Big Tech Backs Breed for San Francisco Mayor. Will She Return the Favor?

(Bloomberg) -- Like many dutiful voters across San Francisco, I spent the weekend poring over my daunting 154-page sample ballot so I’ll be good and ready when polls open tomorrow. Per usual for this city, there's a slew of measures and candidates to consider. But it's San Francisco's race for mayor that's being most closely watched by municipal leaders around the country, and that will have wide-ranging implications for the American tech industry.  

The mayorship’s leading contenders are London Breed, current president of the board of supervisors and a native San Franciscan raised in public housing by her grandmother; Jane Kim, a supervisor who’s lived in the city for years after growing up in New York; and Mark Leno, a former state senator and a small business owner. All would represent firsts as mayor—Breed, the first African-American woman; Kim, the first Asian-American woman; and Leno, the first who’s openly gay.

As with the election of Mayor Ed Lee, whose unexpected death in December precipitated tomorrow’s vote, the tech sector looms large. This time, many prominent executives and venture capitalists have thrown their backing to Breed. A sampling of the tech luminaries who have made campaign contributions: Investor Ron Conway, Twitter co-founder Ev Williams, former Yahoo chief Marissa Mayer, and Laurene Powell Jobs, the billionaire entrepreneur and philanthropist and widow of Steve Jobs. (Kim also enjoys the support of a handful of prominent technologists, including Automattic founder and Chief Executive Officer Matt Mullenweg.)

Why the preponderance of tech support for Breed? Talk to any of the industry cognoscenti, and they’ll tell you their top issue is the city’s housing crisis—one that is widely blamed on their own industry. The tech boom has sparked an influx of highly paid engineers whose arrival has driven up rents and home prices (the median price of a house in the city soared to a record $1.6 million in the first quarter). That’s pushed many middle-income renters out of the city, and made it harder for lower-income families to stay in their homes. Tech companies feel the heat too, when even their own employees can’t afford to live close to where they work.

"The root cause of our city and region's biggest problems—whether its affordability, homelessness or even congestion—is the lack of affordable housing," Conway wrote in an email to me. "I and many other tech leaders are supporting London Breed for the sole reason that she is the only candidate truly committed to building more housing."

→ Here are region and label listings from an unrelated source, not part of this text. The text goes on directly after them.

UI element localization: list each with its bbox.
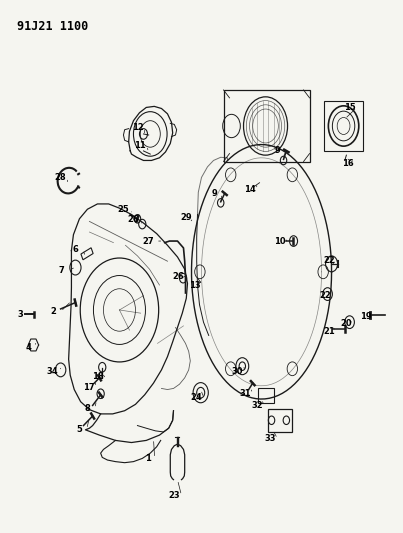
Text: 22: 22 <box>319 291 330 300</box>
Text: 16: 16 <box>342 159 353 167</box>
Text: 26: 26 <box>128 215 139 224</box>
Bar <box>268 409 291 432</box>
Text: 22: 22 <box>324 256 335 265</box>
Text: 31: 31 <box>240 389 251 398</box>
Text: 21: 21 <box>323 327 334 336</box>
Text: 15: 15 <box>344 103 355 112</box>
Text: 27: 27 <box>143 237 154 246</box>
Bar <box>324 101 363 151</box>
Bar <box>81 248 93 260</box>
Text: 20: 20 <box>341 319 352 328</box>
Text: 11: 11 <box>133 141 145 150</box>
Text: 14: 14 <box>244 185 256 194</box>
Text: 5: 5 <box>77 425 82 434</box>
Text: 24: 24 <box>191 393 203 402</box>
Text: 17: 17 <box>83 383 94 392</box>
Text: 7: 7 <box>58 266 64 274</box>
Text: 2: 2 <box>50 307 56 316</box>
Text: 28: 28 <box>55 173 66 182</box>
Text: 12: 12 <box>132 123 143 132</box>
Text: 34: 34 <box>47 367 58 376</box>
Text: 9: 9 <box>212 189 218 198</box>
Text: 8: 8 <box>85 404 90 413</box>
Text: 10: 10 <box>274 237 285 246</box>
Text: 6: 6 <box>73 245 78 254</box>
Text: 33: 33 <box>265 434 276 443</box>
Text: 23: 23 <box>168 491 180 500</box>
Bar <box>258 389 274 403</box>
Bar <box>224 90 310 161</box>
Text: 25: 25 <box>118 205 129 214</box>
Text: 13: 13 <box>189 280 201 289</box>
Text: 30: 30 <box>232 367 243 376</box>
Text: 91J21 1100: 91J21 1100 <box>17 20 88 33</box>
Text: 19: 19 <box>360 312 372 321</box>
Text: 32: 32 <box>252 401 263 410</box>
Text: 3: 3 <box>18 310 23 319</box>
Text: 26: 26 <box>172 271 184 280</box>
Text: 29: 29 <box>181 213 192 222</box>
Text: 9: 9 <box>275 147 280 156</box>
Text: 4: 4 <box>26 343 31 352</box>
Text: 1: 1 <box>145 454 150 463</box>
Text: 18: 18 <box>91 372 103 381</box>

In fact, while Breed has vocally backed more development, all three candidates support measures that would encourage more affordable housing. All three also have aggressive plans for addressing homelessness, but Breed’s stands out for its harder edge. Aside from increasing access to housing, Breed says she’ll put more cops on the streets, end the tent encampments that have cropped up across the city and champion the use of conservatorships, which let courts appoint guardians for people deemed unable to care of themselves. Kim’s approach includes increasing access to shelters, deploying mobile showers and putting homeless people to work as street cleaners. Julie Edwards, a spokeswoman for Kim, told me Kim is still considering backing conservatorships, adding, “It’s a heavy tool we need to be careful about implementing.” 

I talked to Joe Tuman, a professor of communication studies at San Francisco State University, about Breed’s appeal to tech. To him, Breed is viewed as more of a business-friendly centrist. “She’s clearly a Democrat and a liberal,” he said, “but I don’t think I would call her a progressive by San Francisco standards.” 

Breed’s tech backing has not come without controversy. Gayle Conway, Ron Conway’s wife, drew fire after donating $200,000 to a political action committee that criticized Kim for her move six years ago to reinstate the city’s sheriff after he was accused of domestic violence. Breed’s opponents say she’ll be beholden to wealthy tech donors. “The next mayor needs to be chosen by the voters and not the billionaires,” says Kim spokeswoman Edwards.

But Breed doesn’t always take tech-friendly positions. In 2016 she introduced legislation that would have put a 60-day cap on Airbnb stays (it was later vetoed by then-mayor Lee). And while she calls electric scooters “a fun and clean transportation option,” she also says “they need to be regulated and stay off our sidewalks” (some San Franciscans concur). She also supports the idea of autonomous vehicles, though she warns, “I will make sure our streets are not laboratories for untested technology.” 

Whoever wins tomorrow’s election, the next mayor of San Francisco will want to maintain the tech-friendly atmosphere created by Ed Lee—and the prosperity that came with it—but he or she will also need to rein in the industry’s excesses, and ensure that the benefits of the boom accrue more evenly.